Are you stuck in a Beauty Rut? We know we are…

We just need cucumber slices for the eyesI’m still struggling with the “bathe regular” concept, and the only “signature scent” I know is when someone complains.

Don’t mind me, I was just commiserating with the poor SOB I saw at the department store. This unfortunate had an anniversary to celebrate and was ill prepared to brave the Perfume Lady’s questions.

But it does bring to mind the gentrification angle, how the angling press is moving from guys with a day’s growth of stubble wearing yesterday’s shirt, to the new ultra clean, white smile, accessorized fisherman … like James Bond we can spend all day fishing, then slip into a white dinner jacket?

The folks here at SingleBarbed have always been free with our grooming tips,  we are poster children for a Beauty rut.

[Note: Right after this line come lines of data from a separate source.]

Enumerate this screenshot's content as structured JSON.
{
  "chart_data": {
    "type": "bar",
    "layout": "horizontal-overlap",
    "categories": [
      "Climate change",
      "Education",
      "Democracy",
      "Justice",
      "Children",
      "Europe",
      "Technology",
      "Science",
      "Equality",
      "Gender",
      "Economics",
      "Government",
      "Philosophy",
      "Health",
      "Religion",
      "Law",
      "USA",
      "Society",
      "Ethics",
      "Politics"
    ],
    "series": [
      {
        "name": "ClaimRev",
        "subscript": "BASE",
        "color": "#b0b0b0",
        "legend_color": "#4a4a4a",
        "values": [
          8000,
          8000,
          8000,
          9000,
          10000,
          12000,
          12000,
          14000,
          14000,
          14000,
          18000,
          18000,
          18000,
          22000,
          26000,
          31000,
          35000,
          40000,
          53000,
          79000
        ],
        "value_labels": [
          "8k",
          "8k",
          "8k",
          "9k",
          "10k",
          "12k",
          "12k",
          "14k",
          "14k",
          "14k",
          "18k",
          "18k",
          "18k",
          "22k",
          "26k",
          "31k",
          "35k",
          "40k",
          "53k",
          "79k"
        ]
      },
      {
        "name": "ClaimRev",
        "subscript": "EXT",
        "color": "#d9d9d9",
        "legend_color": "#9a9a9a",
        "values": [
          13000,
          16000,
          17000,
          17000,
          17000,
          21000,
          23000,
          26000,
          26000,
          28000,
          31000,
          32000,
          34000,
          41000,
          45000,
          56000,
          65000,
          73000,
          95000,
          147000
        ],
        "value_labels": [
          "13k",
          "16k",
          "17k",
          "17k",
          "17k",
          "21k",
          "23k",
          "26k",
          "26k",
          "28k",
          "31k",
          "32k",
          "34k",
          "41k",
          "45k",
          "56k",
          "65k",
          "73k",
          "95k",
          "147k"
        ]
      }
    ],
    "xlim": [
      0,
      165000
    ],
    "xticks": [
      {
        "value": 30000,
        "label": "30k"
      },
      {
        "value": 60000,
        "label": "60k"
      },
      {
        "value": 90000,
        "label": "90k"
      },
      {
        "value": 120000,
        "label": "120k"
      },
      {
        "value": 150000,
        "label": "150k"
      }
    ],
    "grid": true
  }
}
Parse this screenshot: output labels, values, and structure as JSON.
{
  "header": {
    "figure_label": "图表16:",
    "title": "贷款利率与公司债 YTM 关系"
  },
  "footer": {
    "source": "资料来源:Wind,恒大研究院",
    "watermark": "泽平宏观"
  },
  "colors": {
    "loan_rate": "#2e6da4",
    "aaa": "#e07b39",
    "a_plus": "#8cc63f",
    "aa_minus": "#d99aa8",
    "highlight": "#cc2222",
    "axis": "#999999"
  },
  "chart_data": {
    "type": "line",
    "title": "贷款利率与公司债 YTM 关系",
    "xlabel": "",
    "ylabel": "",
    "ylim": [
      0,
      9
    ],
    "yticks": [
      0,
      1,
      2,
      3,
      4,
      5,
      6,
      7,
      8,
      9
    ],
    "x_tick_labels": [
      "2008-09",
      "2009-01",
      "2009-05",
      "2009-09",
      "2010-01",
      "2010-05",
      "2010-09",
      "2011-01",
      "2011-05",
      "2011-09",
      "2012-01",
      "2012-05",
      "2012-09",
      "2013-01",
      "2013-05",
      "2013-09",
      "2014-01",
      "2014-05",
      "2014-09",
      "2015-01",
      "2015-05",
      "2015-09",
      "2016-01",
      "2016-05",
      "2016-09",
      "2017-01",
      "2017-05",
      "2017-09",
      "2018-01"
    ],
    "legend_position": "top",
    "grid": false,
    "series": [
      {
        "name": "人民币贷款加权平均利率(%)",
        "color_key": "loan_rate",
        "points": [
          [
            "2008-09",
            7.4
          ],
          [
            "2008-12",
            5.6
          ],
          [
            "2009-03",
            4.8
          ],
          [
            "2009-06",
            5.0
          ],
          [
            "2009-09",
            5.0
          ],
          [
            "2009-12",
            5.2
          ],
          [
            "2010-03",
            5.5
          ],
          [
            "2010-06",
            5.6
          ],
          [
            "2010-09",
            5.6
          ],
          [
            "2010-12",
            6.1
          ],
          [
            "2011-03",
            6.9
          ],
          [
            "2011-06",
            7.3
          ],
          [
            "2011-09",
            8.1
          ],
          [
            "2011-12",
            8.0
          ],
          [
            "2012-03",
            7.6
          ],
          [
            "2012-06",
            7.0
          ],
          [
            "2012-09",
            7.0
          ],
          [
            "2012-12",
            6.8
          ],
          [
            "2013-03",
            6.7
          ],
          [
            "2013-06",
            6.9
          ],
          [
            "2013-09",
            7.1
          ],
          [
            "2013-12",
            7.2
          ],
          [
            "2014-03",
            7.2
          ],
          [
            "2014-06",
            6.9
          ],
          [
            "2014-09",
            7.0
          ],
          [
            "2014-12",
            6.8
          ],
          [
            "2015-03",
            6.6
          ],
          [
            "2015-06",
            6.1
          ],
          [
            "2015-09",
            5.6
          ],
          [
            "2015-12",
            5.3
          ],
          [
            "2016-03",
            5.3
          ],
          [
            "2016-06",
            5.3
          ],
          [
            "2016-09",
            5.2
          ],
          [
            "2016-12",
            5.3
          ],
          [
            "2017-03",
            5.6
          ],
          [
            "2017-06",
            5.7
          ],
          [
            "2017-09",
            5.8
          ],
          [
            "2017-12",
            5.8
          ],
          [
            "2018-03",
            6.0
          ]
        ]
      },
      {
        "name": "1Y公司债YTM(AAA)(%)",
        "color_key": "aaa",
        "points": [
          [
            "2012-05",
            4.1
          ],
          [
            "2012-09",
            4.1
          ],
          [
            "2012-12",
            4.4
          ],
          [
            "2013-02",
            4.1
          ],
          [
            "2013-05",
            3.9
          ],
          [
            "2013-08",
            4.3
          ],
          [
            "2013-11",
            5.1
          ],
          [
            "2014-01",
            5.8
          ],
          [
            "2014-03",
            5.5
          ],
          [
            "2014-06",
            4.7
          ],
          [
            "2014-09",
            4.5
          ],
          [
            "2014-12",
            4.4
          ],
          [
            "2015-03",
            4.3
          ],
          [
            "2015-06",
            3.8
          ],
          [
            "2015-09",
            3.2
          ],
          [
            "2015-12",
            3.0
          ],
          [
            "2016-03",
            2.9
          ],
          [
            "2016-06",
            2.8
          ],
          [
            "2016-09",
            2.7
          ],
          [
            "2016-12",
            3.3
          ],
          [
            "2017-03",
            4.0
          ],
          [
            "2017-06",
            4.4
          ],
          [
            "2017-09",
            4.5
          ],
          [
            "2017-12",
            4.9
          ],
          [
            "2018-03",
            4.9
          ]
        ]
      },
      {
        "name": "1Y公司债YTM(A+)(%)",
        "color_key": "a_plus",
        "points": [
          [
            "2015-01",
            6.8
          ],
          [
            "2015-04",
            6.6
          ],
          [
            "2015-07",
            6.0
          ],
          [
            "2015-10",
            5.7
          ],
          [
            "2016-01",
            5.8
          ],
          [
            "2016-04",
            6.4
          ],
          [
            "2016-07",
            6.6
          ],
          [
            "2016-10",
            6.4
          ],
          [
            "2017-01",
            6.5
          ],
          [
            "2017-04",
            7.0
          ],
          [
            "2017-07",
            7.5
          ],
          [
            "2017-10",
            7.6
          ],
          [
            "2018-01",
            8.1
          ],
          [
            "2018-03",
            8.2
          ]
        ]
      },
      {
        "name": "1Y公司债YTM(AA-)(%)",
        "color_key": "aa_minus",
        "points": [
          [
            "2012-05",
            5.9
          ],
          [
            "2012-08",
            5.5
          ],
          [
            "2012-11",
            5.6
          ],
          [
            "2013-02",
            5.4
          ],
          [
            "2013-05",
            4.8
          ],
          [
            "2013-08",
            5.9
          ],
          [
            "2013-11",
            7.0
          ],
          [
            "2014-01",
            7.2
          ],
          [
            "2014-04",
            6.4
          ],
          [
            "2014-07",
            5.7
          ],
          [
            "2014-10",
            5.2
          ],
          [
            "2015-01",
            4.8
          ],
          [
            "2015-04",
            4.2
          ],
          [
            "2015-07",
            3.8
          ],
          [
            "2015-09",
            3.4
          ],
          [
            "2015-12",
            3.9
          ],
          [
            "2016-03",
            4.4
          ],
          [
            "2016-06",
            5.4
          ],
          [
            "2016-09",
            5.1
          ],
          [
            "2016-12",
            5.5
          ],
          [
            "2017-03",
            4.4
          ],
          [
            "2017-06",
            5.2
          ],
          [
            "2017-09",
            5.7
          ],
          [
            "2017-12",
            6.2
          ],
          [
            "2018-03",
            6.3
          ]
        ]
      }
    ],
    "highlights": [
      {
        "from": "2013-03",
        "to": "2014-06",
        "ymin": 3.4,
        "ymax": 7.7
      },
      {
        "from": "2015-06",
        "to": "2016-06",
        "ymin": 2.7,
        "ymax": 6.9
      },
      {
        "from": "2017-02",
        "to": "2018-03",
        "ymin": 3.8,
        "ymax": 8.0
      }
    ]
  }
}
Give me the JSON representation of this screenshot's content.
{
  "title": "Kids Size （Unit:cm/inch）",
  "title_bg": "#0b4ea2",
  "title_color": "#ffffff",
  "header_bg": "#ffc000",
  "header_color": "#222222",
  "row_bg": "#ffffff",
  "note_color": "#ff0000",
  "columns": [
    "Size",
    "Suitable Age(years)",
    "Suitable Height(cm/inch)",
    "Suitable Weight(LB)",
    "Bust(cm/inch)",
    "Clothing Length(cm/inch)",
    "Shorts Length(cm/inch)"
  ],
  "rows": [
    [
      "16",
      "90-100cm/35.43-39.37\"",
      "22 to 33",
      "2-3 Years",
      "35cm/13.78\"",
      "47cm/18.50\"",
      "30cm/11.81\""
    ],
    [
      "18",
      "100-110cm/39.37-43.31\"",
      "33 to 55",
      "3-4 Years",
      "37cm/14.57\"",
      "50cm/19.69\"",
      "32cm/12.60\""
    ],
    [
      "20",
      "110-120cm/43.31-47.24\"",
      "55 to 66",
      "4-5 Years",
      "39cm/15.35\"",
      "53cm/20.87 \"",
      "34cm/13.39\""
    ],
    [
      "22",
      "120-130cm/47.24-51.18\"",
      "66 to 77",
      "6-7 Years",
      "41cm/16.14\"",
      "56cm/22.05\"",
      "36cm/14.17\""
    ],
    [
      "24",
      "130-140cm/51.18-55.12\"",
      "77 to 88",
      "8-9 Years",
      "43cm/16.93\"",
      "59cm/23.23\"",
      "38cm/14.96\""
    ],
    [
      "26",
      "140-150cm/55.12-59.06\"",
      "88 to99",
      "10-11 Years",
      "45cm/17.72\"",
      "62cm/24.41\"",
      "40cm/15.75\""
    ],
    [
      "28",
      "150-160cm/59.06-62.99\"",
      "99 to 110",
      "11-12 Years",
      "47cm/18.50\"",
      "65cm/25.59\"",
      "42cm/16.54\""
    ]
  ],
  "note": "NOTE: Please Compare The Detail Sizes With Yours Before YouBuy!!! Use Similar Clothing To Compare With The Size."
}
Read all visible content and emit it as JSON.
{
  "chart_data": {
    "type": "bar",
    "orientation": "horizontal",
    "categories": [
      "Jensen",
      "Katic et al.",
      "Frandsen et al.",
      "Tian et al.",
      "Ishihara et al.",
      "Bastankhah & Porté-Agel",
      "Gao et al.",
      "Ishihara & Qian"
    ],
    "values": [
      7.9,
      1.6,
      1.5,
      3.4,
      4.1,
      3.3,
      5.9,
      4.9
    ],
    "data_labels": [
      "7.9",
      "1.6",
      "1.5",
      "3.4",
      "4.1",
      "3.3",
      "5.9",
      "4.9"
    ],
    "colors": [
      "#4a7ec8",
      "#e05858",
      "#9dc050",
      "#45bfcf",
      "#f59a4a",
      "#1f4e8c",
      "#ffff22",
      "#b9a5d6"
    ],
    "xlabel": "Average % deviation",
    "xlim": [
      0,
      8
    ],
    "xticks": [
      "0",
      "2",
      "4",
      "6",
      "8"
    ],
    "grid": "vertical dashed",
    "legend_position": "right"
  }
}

  • When roughing it, use a disposable fork for a comb, they’re free with a McDonald’s Happy meal.
  • Falling in to a river unintentionally counts as two showers. If you are wearing waders, then it is only one.
  • Waders condense and aggregate pheremones, remember the fair sex is unprepared for that much masculinity
  • Insect repellant mixed with wood smoke is an acceptable exfoliant

More importantly, if you have a significant romantic moment soon, and need that perfect gift, remember anyone can do diamonds. Get her that new fly rod you’ve always wanted, or a Lifehammer, anything’s better than facing the Perfume Lady’s scathing interrogation.